For instance, Temu is ranked first in “clothing and accessories” ad visibility in the United Kingdom over the past 28 days — higher than Amazon, eBay, Asos, Shein and Nike.
The only shopping ads I have seen are ads on actual storefronts such as Amazon, Ebay, Steam, GOG, or a few other places I shop. They are generally first-party ads with the exception of Amazon. Amazon’s sponsored results are atrocious, however – sometimes GLBSUNION and CUZMAK bad. But I digress.
One question, though, is how much this ad spend resonates with people or turns them into repeat buyers.
According to my sample size of me – not at all.
Other numbers appear promising. GWS Magnify estimates Temu had 82.4 million active shoppers using its app in September, up from 4.6 million a year prior.
I cringe to think what the permissions are on the Temu app.
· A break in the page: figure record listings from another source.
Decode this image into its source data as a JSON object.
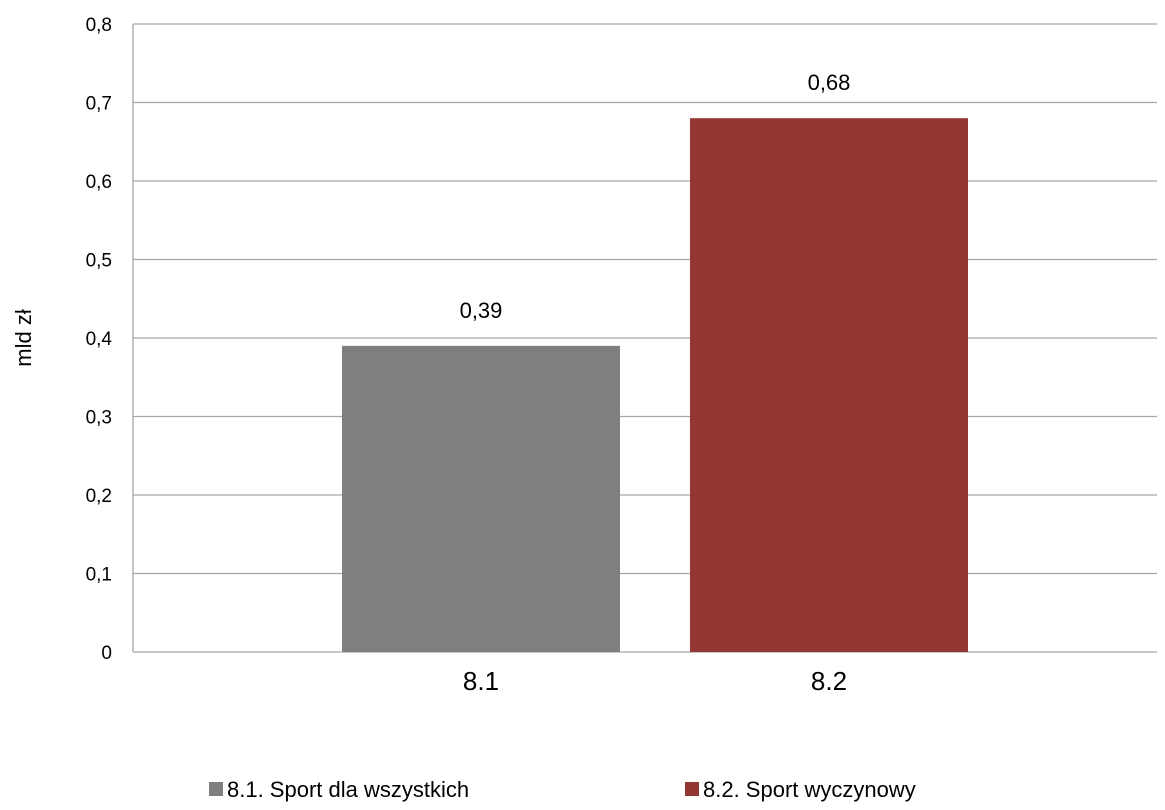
{
  "chart_data": {
    "type": "bar",
    "categories": [
      "8.1",
      "8.2"
    ],
    "values": [
      0.39,
      0.68
    ],
    "data_labels": [
      "0,39",
      "0,68"
    ],
    "colors": [
      "#7f7f7f",
      "#943634"
    ],
    "xlabel": "",
    "ylabel": "mld zł",
    "ylim": [
      0,
      0.8
    ],
    "y_ticks": [
      0,
      0.1,
      0.2,
      0.3,
      0.4,
      0.5,
      0.6,
      0.7,
      0.8
    ],
    "y_tick_labels": [
      "0",
      "0,1",
      "0,2",
      "0,3",
      "0,4",
      "0,5",
      "0,6",
      "0,7",
      "0,8"
    ],
    "grid": true,
    "gridline_color": "#a6a6a6",
    "legend": {
      "position": "bottom",
      "entries": [
        {
          "label": "8.1. Sport dla wszystkich",
          "color": "#7f7f7f"
        },
        {
          "label": "8.2. Sport wyczynowy",
          "color": "#943634"
        }
      ]
    }
  }
}
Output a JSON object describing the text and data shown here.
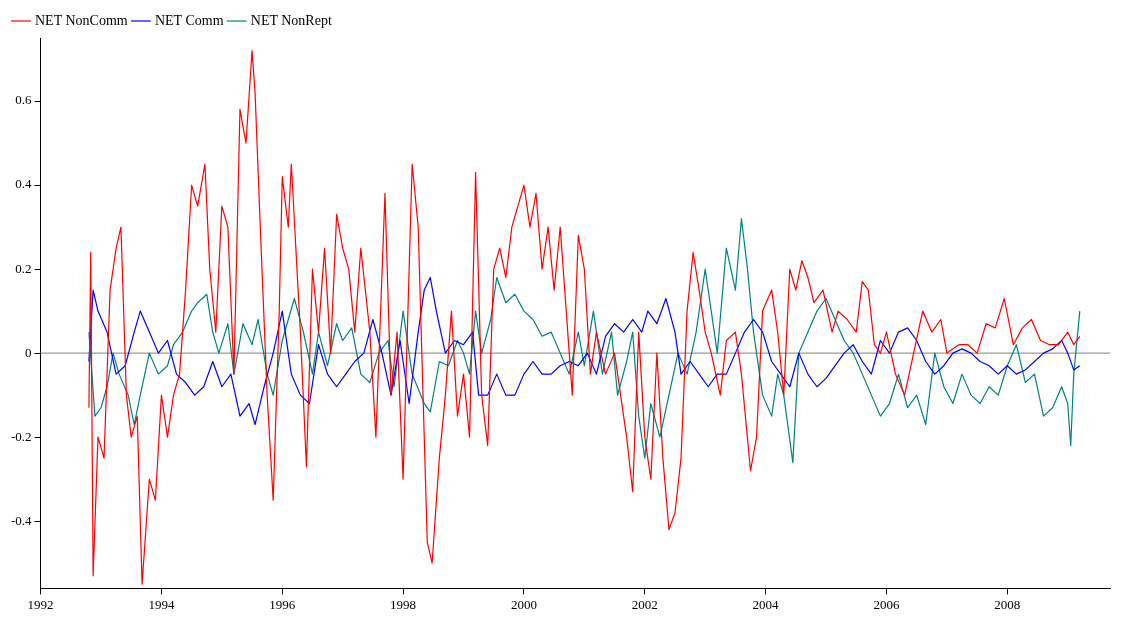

Please do not download weird Chinese shopping apps (or any shopping apps if you can avoid it)… If your online store is not accessible from a normal web browser, that is a sign you should not buy from it (note that I do not know whether Temu requires the app to shop and I am not interested in finding out).
Besides running ads, Temu is fundamentally changing the way the ad landscape works, marketers say.
Wow, this almost makes me want to check in on the ad situation (not).
I gleaned one lesson from learning about Temu for the first time on the evening of January 24, 2024: I am using the internet correctly. Protect yourself with uBlock Origin if it is available or use Brave, which has built-in adblocking (you can always whitelist specific sites you trust and/or want to support). While I recommend looking into full or partial alternatives to Google and Bing, you can be a discerning searcher – using well-constructed, targeted queries, and understanding how to ignore ad-ridden results, while using the big boys (I also recommend using domain-specific search short cuts and employing other methods to reduce your reliance on big tech generalist search engines). To the extent practicable (I understand not everyone can quit wholesale), avoid platforms and services such as Facebook, Instagram, X, and TikTok (which should be banned) that view you as a product to sell to annoying advertisers like Temu. Finally – one of the best ways to avoid annoying ads and frivolous content is to find websites worth following and add them to a feed reader, preferably combined with a read-it-later tool (I recommend starting with The New Leaf Journal). Think of your own web browsers and devices as your digital home, and manage which parts of the internet are allowed in just like you would manage your real home. Do this well and you can join me in being ignorant of the newest online spam retailers, TikTok trends, and celebrity gossip-bait.